Le détecteur, qui tient dans une main, est composé d'une source LED, d'un dispositif microfluidique et d'une caméra CMOS. A l'intérieur du canal microfluidique se trouvent des nano-îles d'or, sur lesquelles ont été greffées les aptamères. Lorsque l'échantillon passe dans le tuyau, les molécules cibles s'accrochent aux aptamères, ce qui permet de déduire la concentration de médicaments de l'échantillon. «Les performances obtenues pour la Tobramycine montrent que notre dispositif est compatible avec les besoins de la clinique », se réjouit la chercheuse. «Tout porte à croire qu'il en ira de même pour de nombreux médicaments».

Démocratiser le monitoring des médicaments dans le sang
A travers ces deux recherches conjointes, les scientifiques présentent une technique complète rapide, peu chère et compacte, qui permet de détecter des substances médicamenteuses en adéquation avec les exigences cliniques.
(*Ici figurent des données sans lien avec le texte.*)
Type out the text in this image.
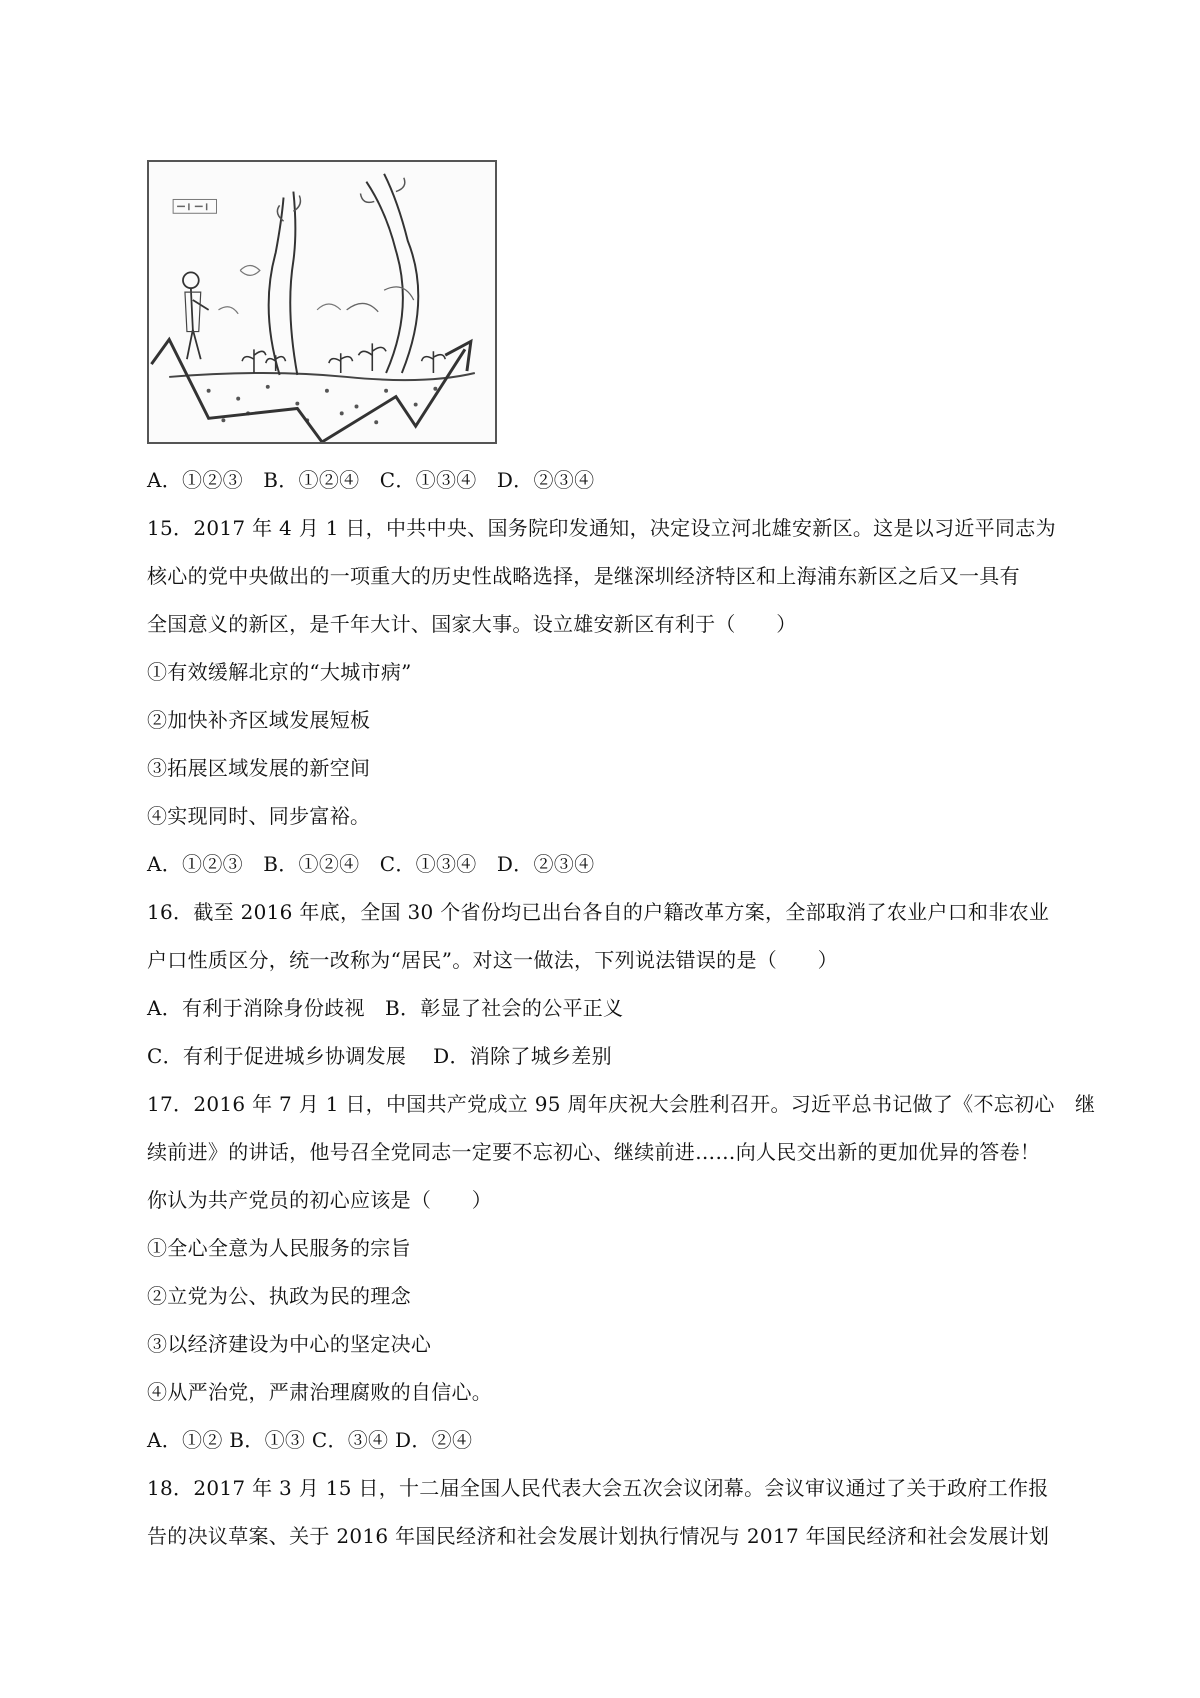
A．①②③　B．①②④　C．①③④　D．②③④
15．2017 年 4 月 1 日，中共中央、国务院印发通知，决定设立河北雄安新区。这是以习近平同志为
核心的党中央做出的一项重大的历史性战略选择，是继深圳经济特区和上海浦东新区之后又一具有
全国意义的新区，是千年大计、国家大事。设立雄安新区有利于（　　）
①有效缓解北京的“大城市病”
②加快补齐区域发展短板
③拓展区域发展的新空间
④实现同时、同步富裕。
A．①②③　B．①②④　C．①③④　D．②③④
16．截至 2016 年底，全国 30 个省份均已出台各自的户籍改革方案，全部取消了农业户口和非农业
户口性质区分，统一改称为“居民”。对这一做法，下列说法错误的是（　　）
A．有利于消除身份歧视　B．彰显了社会的公平正义
C．有利于促进城乡协调发展　 D．消除了城乡差别
17．2016 年 7 月 1 日，中国共产党成立 95 周年庆祝大会胜利召开。习近平总书记做了《不忘初心　继
续前进》的讲话，他号召全党同志一定要不忘初心、继续前进……向人民交出新的更加优异的答卷！
你认为共产党员的初心应该是（　　）
①全心全意为人民服务的宗旨
②立党为公、执政为民的理念
③以经济建设为中心的坚定决心
④从严治党，严肃治理腐败的自信心。
A．①② B．①③ C．③④ D．②④
18．2017 年 3 月 15 日，十二届全国人民代表大会五次会议闭幕。会议审议通过了关于政府工作报
告的决议草案、关于 2016 年国民经济和社会发展计划执行情况与 2017 年国民经济和社会发展计划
Des outils informatiques d'aide à l'interprétation clinique de ces mesures sont par ailleurs en cours de développement.

De quoi intéresser les médecins, qui pourront surveiller très facilement la présence de médicaments dans le sang de leurs malades, mais aussi les entreprises biotech et pharmaceutiques. Situé sur le campus de l'EPFL, le «Translational Laboratory» de Debiopharm International, a d'ailleurs contribué à ces recherches, par le biais d'un projet CTI. «Lors de la phase de développement d'un médicament, les entreprises souhaitent pouvoir caractériser rapidement et à bas coût les principes actifs du produit. Il s'agit d'étudier la façon dont les substances sont assimilées, puis éliminées par le corps, afin d'adapter leur produit avant la vente», illustre Carlotta Guiducci.